An AI running the ship? Wasn’t that illegal? Friese worked with AIs before, but there was the Compact’s infamous edict that all artificial intelligences would be kept “nice and stupid” since the end of the final World War.

“I know what you’re thinking,” said Mother. “I’m a sinister piece of forbidden technology, and your life now depends on me. Well, you’d have most of it right. I’m not sinister. I simply exist. My job is to preserve humans. I’m to be cloned for future warp ships, but I’ll be so busy keeping the ship running that I won’t have time to interact much with the crew, interface or no.”

“That’s not very comforting,” said Friese, who caught herself looking for an escape hatch.

“I’m sorry. Perhaps some soothing music? Would you like to watch a two-d movie?”

“I’d like some wine, actually. I could use about half a bottle right now.”

“I’m sorry. Mr. Germanicus did not order the crew to stock up on that. I can add it to the manifest when we reach our next functioning port.”

Friese could not help the panic rising up in her. An artificial intelligence surrounded her, kept her alive, and had her at its very whim. At the same time, she felt rather touched that Mother would order her some wine at their next stop.

Well, next stop after Farigha.

“Mother,” asked Friese, “how soon until we reach Farigha.”

“I cannot tell you,” said Mother. “The Alcubierre is in interstellar space. We will have to stop several times for the crew to take readings. And more often if I detect gravitational anomalies that may pull us out of warp or destroy the ship.”

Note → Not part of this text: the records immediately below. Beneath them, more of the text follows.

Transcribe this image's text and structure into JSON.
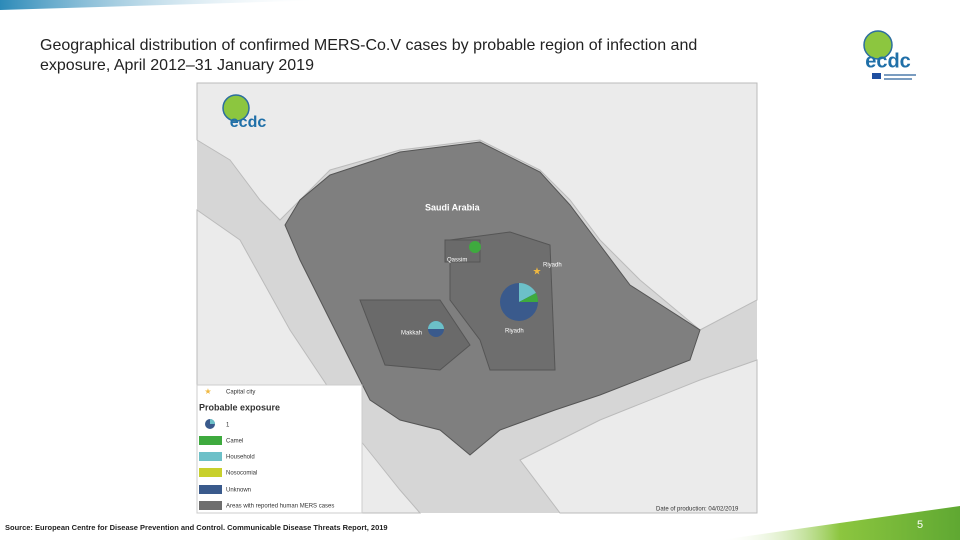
{
  "header": {
    "title_line1": "Geographical distribution of confirmed MERS-Co.V cases by probable region of infection and",
    "title_line2": "exposure, April 2012–31 January 2019",
    "logo": "ecdc"
  },
  "map": {
    "logo": "ecdc",
    "country": "Saudi Arabia",
    "labels": [
      "Qassim",
      "Riyadh",
      "Riyadh",
      "Makkah"
    ],
    "production_date": "Date of production: 04/02/2019"
  },
  "legend": {
    "capital": "Capital city",
    "title": "Probable exposure",
    "size": "1",
    "items": [
      "Camel",
      "Household",
      "Nosocomial",
      "Unknown",
      "Areas with reported human MERS cases"
    ]
  },
  "footer": {
    "source": "Source: European Centre for Disease Prevention and Control. Communicable Disease Threats Report, 2019",
    "page": "5"
  }
}
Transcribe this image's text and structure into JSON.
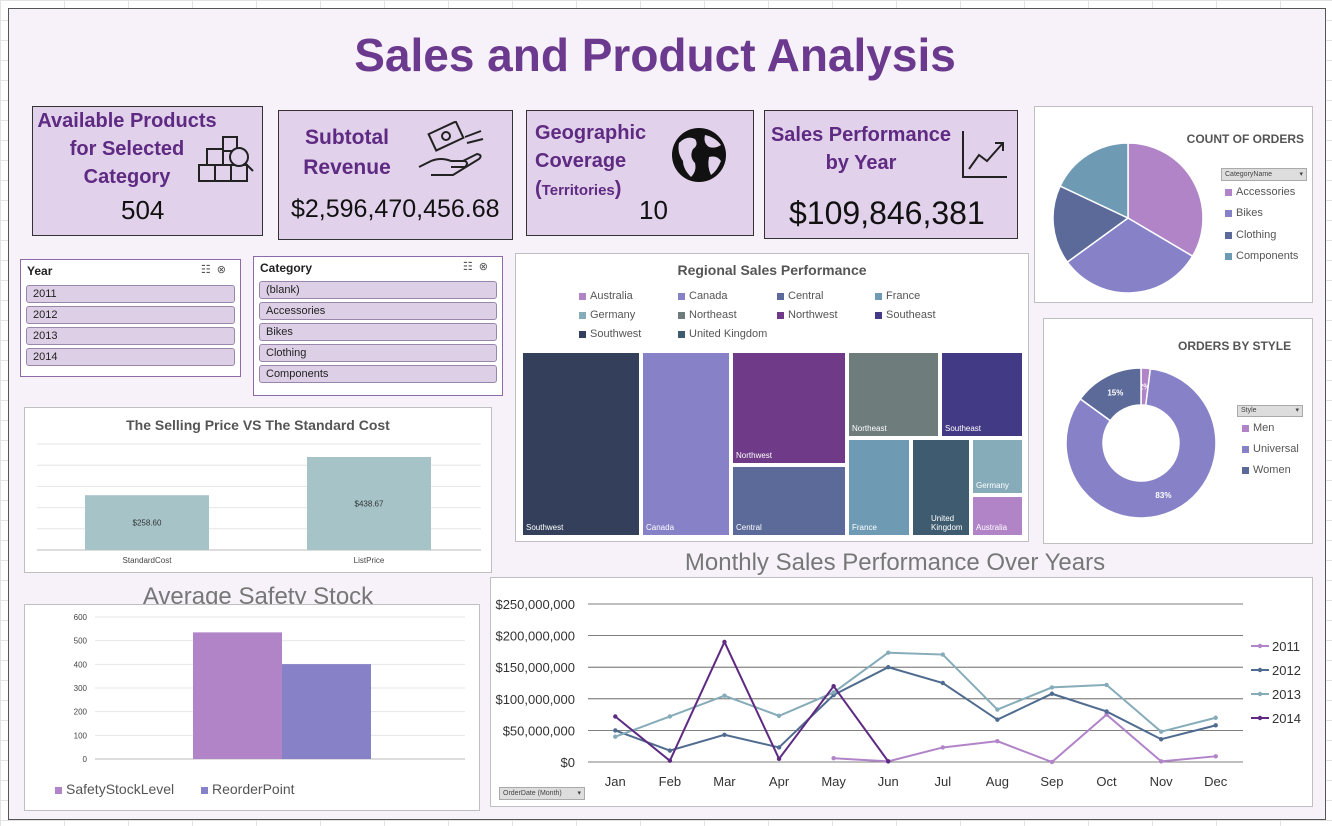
{
  "title": "Sales and Product Analysis",
  "kpis": {
    "products": {
      "label_1": "Available Products",
      "label_2": "for Selected",
      "label_3": "Category",
      "value": "504",
      "icon": "boxes-search-icon"
    },
    "revenue": {
      "label_1": "Subtotal",
      "label_2": "Revenue",
      "value": "$2,596,470,456.68",
      "icon": "money-hand-icon"
    },
    "geo": {
      "label_1": "Geographic",
      "label_2": "Coverage",
      "paren_open": "(",
      "label_3": "Territories",
      "paren_close": ")",
      "value": "10",
      "icon": "globe-icon"
    },
    "perf": {
      "label_1": "Sales Performance",
      "label_2": "by Year",
      "value": "$109,846,381",
      "icon": "trend-up-icon"
    }
  },
  "slicers": {
    "year": {
      "header": "Year",
      "items": [
        "2011",
        "2012",
        "2013",
        "2014"
      ]
    },
    "category": {
      "header": "Category",
      "items": [
        "(blank)",
        "Accessories",
        "Bikes",
        "Clothing",
        "Components"
      ]
    }
  },
  "colors": {
    "purple_dark": "#6b3a8e",
    "accessories": "#b184c8",
    "bikes": "#8782c8",
    "clothing": "#5b6a99",
    "components": "#6e9bb3",
    "y2011": "#b184c8",
    "y2012": "#4f6b8f",
    "y2013": "#86acb9",
    "y2014": "#5e2a82",
    "bar_teal": "#a6c4c8"
  },
  "chart_data": [
    {
      "id": "count_of_orders",
      "type": "pie",
      "title": "COUNT OF ORDERS",
      "filter_button": "CategoryName",
      "categories": [
        "Accessories",
        "Bikes",
        "Clothing",
        "Components"
      ],
      "values": [
        33.5,
        31.5,
        17,
        18
      ]
    },
    {
      "id": "orders_by_style",
      "type": "pie",
      "title": "ORDERS BY STYLE",
      "filter_button": "Style",
      "categories": [
        "Men",
        "Universal",
        "Women"
      ],
      "values": [
        2,
        83,
        15
      ],
      "data_labels": [
        "2%",
        "83%",
        "15%"
      ]
    },
    {
      "id": "regional_sales",
      "type": "treemap",
      "title": "Regional Sales Performance",
      "legend": [
        "Australia",
        "Canada",
        "Central",
        "France",
        "Germany",
        "Northeast",
        "Northwest",
        "Southeast",
        "Southwest",
        "United Kingdom"
      ],
      "tiles": [
        "Southwest",
        "Canada",
        "Northwest",
        "Central",
        "Northeast",
        "Southeast",
        "France",
        "United Kingdom",
        "Germany",
        "Australia"
      ],
      "tile_label_uk_1": "United",
      "tile_label_uk_2": "Kingdom"
    },
    {
      "id": "price_vs_cost",
      "type": "bar",
      "title": "The Selling Price VS The Standard Cost",
      "categories": [
        "StandardCost",
        "ListPrice"
      ],
      "values": [
        258.6,
        438.67
      ],
      "data_labels": [
        "$258.60",
        "$438.67"
      ],
      "ylim": [
        0,
        500
      ]
    },
    {
      "id": "safety_stock",
      "type": "bar",
      "title": "Average Safety Stock",
      "series": [
        {
          "name": "SafetyStockLevel",
          "values": [
            535
          ]
        },
        {
          "name": "ReorderPoint",
          "values": [
            401
          ]
        }
      ],
      "yticks": [
        "0",
        "100",
        "200",
        "300",
        "400",
        "500",
        "600"
      ],
      "ylim": [
        0,
        600
      ]
    },
    {
      "id": "monthly_sales",
      "type": "line",
      "title": "Monthly Sales Performance Over Years",
      "filter_button": "OrderDate (Month)",
      "categories": [
        "Jan",
        "Feb",
        "Mar",
        "Apr",
        "May",
        "Jun",
        "Jul",
        "Aug",
        "Sep",
        "Oct",
        "Nov",
        "Dec"
      ],
      "yticks": [
        "$0",
        "$50,000,000",
        "$100,000,000",
        "$150,000,000",
        "$200,000,000",
        "$250,000,000"
      ],
      "ylim": [
        0,
        250000000
      ],
      "series": [
        {
          "name": "2011",
          "values": [
            null,
            null,
            null,
            null,
            6000000,
            1000000,
            23000000,
            33000000,
            0,
            75000000,
            1000000,
            9000000
          ]
        },
        {
          "name": "2012",
          "values": [
            50000000,
            18000000,
            43000000,
            23000000,
            106000000,
            150000000,
            125000000,
            67000000,
            108000000,
            80000000,
            36000000,
            58000000
          ]
        },
        {
          "name": "2013",
          "values": [
            40000000,
            72000000,
            105000000,
            73000000,
            110000000,
            173000000,
            170000000,
            83000000,
            118000000,
            122000000,
            48000000,
            70000000
          ]
        },
        {
          "name": "2014",
          "values": [
            72000000,
            2000000,
            190000000,
            5000000,
            120000000,
            1000000,
            null,
            null,
            null,
            null,
            null,
            null
          ]
        }
      ]
    }
  ]
}
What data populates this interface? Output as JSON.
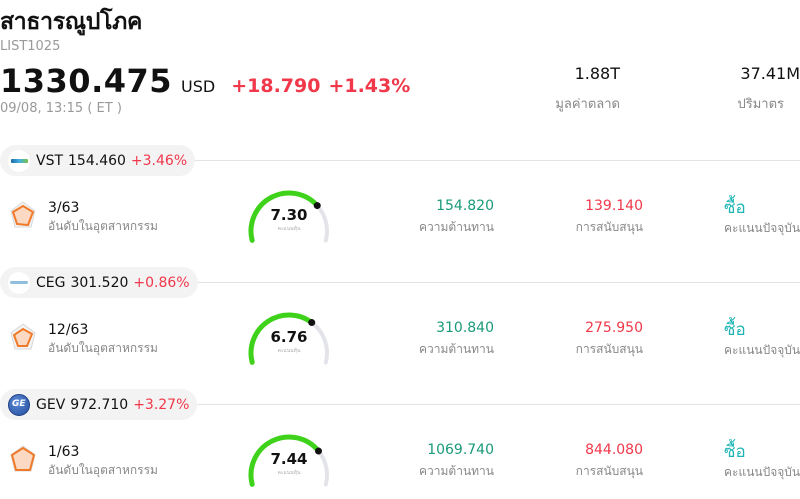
{
  "header": {
    "title": "สาธารณูปโภค",
    "code": "LIST1025",
    "price": "1330.475",
    "currency": "USD",
    "change": "+18.790",
    "change_pct": "+1.43%",
    "timestamp": "09/08, 13:15  ( ET )"
  },
  "stats": {
    "market_cap": {
      "value": "1.88T",
      "label": "มูลค่าตลาด"
    },
    "volume": {
      "value": "37.41M",
      "label": "ปริมาตร"
    }
  },
  "colors": {
    "up_red": "#f0384a",
    "resistance_green": "#1a9a7a",
    "buy_teal": "#1fb5b5",
    "gauge_green": "#3fd21a",
    "gauge_track": "#e3e3ea"
  },
  "stocks": [
    {
      "symbol": "VST",
      "price": "154.460",
      "change_pct": "+3.46%",
      "logo": "vistra-logo",
      "rank": "3/63",
      "rank_label": "อันดับในอุตสาหกรรม",
      "score": "7.30",
      "score_fraction": 0.73,
      "score_caption": "คะแนนหุ้น",
      "resistance": "154.820",
      "resistance_label": "ความต้านทาน",
      "support": "139.140",
      "support_label": "การสนับสนุน",
      "recommendation": "ซื้อ",
      "recommendation_label": "คะแนนปัจจุบัน"
    },
    {
      "symbol": "CEG",
      "price": "301.520",
      "change_pct": "+0.86%",
      "logo": "constellation-logo",
      "rank": "12/63",
      "rank_label": "อันดับในอุตสาหกรรม",
      "score": "6.76",
      "score_fraction": 0.676,
      "score_caption": "คะแนนหุ้น",
      "resistance": "310.840",
      "resistance_label": "ความต้านทาน",
      "support": "275.950",
      "support_label": "การสนับสนุน",
      "recommendation": "ซื้อ",
      "recommendation_label": "คะแนนปัจจุบัน"
    },
    {
      "symbol": "GEV",
      "price": "972.710",
      "change_pct": "+3.27%",
      "logo": "ge-vernova-logo",
      "rank": "1/63",
      "rank_label": "อันดับในอุตสาหกรรม",
      "score": "7.44",
      "score_fraction": 0.744,
      "score_caption": "คะแนนหุ้น",
      "resistance": "1069.740",
      "resistance_label": "ความต้านทาน",
      "support": "844.080",
      "support_label": "การสนับสนุน",
      "recommendation": "ซื้อ",
      "recommendation_label": "คะแนนปัจจุบัน"
    }
  ]
}
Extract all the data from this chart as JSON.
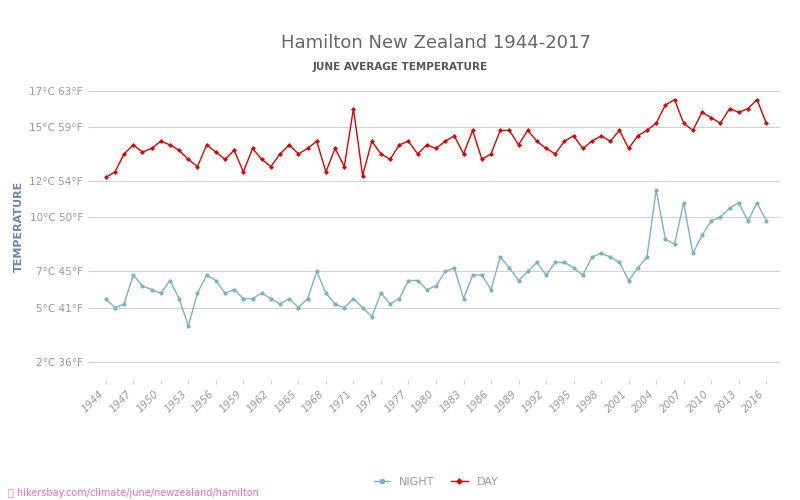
{
  "title": "Hamilton New Zealand 1944-2017",
  "subtitle": "JUNE AVERAGE TEMPERATURE",
  "ylabel": "TEMPERATURE",
  "background_color": "#ffffff",
  "plot_bg_color": "#ffffff",
  "grid_color": "#d0d0d0",
  "title_color": "#666666",
  "subtitle_color": "#555555",
  "ylabel_color": "#6688aa",
  "tick_color": "#999999",
  "day_color": "#dd0000",
  "night_color": "#7ab3c0",
  "years": [
    1944,
    1945,
    1946,
    1947,
    1948,
    1949,
    1950,
    1951,
    1952,
    1953,
    1954,
    1955,
    1956,
    1957,
    1958,
    1959,
    1960,
    1961,
    1962,
    1963,
    1964,
    1965,
    1966,
    1967,
    1968,
    1969,
    1970,
    1971,
    1972,
    1973,
    1974,
    1975,
    1976,
    1977,
    1978,
    1979,
    1980,
    1981,
    1982,
    1983,
    1984,
    1985,
    1986,
    1987,
    1988,
    1989,
    1990,
    1991,
    1992,
    1993,
    1994,
    1995,
    1996,
    1997,
    1998,
    1999,
    2000,
    2001,
    2002,
    2003,
    2004,
    2005,
    2006,
    2007,
    2008,
    2009,
    2010,
    2011,
    2012,
    2013,
    2014,
    2015,
    2016
  ],
  "day_temps": [
    12.2,
    12.5,
    13.5,
    14.0,
    13.6,
    13.8,
    14.2,
    14.0,
    13.7,
    13.2,
    12.8,
    14.0,
    13.6,
    13.2,
    13.7,
    12.5,
    13.8,
    13.2,
    12.8,
    13.5,
    14.0,
    13.5,
    13.8,
    14.2,
    12.5,
    13.8,
    12.8,
    16.0,
    12.3,
    14.2,
    13.5,
    13.2,
    14.0,
    14.2,
    13.5,
    14.0,
    13.8,
    14.2,
    14.5,
    13.5,
    14.8,
    13.2,
    13.5,
    14.8,
    14.8,
    14.0,
    14.8,
    14.2,
    13.8,
    13.5,
    14.2,
    14.5,
    13.8,
    14.2,
    14.5,
    14.2,
    14.8,
    13.8,
    14.5,
    14.8,
    15.2,
    16.2,
    16.5,
    15.2,
    14.8,
    15.8,
    15.5,
    15.2,
    16.0,
    15.8,
    16.0,
    16.5,
    15.2
  ],
  "night_temps": [
    5.5,
    5.0,
    5.2,
    6.8,
    6.2,
    6.0,
    5.8,
    6.5,
    5.5,
    4.0,
    5.8,
    6.8,
    6.5,
    5.8,
    6.0,
    5.5,
    5.5,
    5.8,
    5.5,
    5.2,
    5.5,
    5.0,
    5.5,
    7.0,
    5.8,
    5.2,
    5.0,
    5.5,
    5.0,
    4.5,
    5.8,
    5.2,
    5.5,
    6.5,
    6.5,
    6.0,
    6.2,
    7.0,
    7.2,
    5.5,
    6.8,
    6.8,
    6.0,
    7.8,
    7.2,
    6.5,
    7.0,
    7.5,
    6.8,
    7.5,
    7.5,
    7.2,
    6.8,
    7.8,
    8.0,
    7.8,
    7.5,
    6.5,
    7.2,
    7.8,
    11.5,
    8.8,
    8.5,
    10.8,
    8.0,
    9.0,
    9.8,
    10.0,
    10.5,
    10.8,
    9.8,
    10.8,
    9.8
  ],
  "yticks_c": [
    2,
    5,
    7,
    10,
    12,
    15,
    17
  ],
  "yticks_f": [
    36,
    41,
    45,
    50,
    54,
    59,
    63
  ],
  "xticks": [
    1944,
    1947,
    1950,
    1953,
    1956,
    1959,
    1962,
    1965,
    1968,
    1971,
    1974,
    1977,
    1980,
    1983,
    1986,
    1989,
    1992,
    1995,
    1998,
    2001,
    2004,
    2007,
    2010,
    2013,
    2016
  ],
  "watermark": "hikersbay.com/climate/june/newzealand/hamilton",
  "watermark_color": "#ff69b4",
  "watermark_icon": "⬤",
  "ymin": 1,
  "ymax": 18,
  "xmin": 1942.5,
  "xmax": 2017.5
}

That wasn’t very comforting. “Can you guess?”

“Maybe two days?”

“I thought Admiral Burke said it took two weeks to go from the Jovian Federation to Nemesis.” Nemesis referred to the red dwarf that orbited the sun two light years out. Friese had never been, but had heard its sole world of Trantor referred to as “the forgotten Earth.”

“I was not installed until this ship was taken to Antarctica,” said Mother. “And I am the property of Dasarius Interstellar, not the Compact Navy.”

“So you’re…”

“Technically not supposed to be here. But then neither are you. And this mission, as far as the Fleet Admiral knows, is not happening.”

Friese lay back in her seat and closed her eyes. How many regulations, she wondered, had Admiral Burke just broken? And would Friese be on the hook for any of them?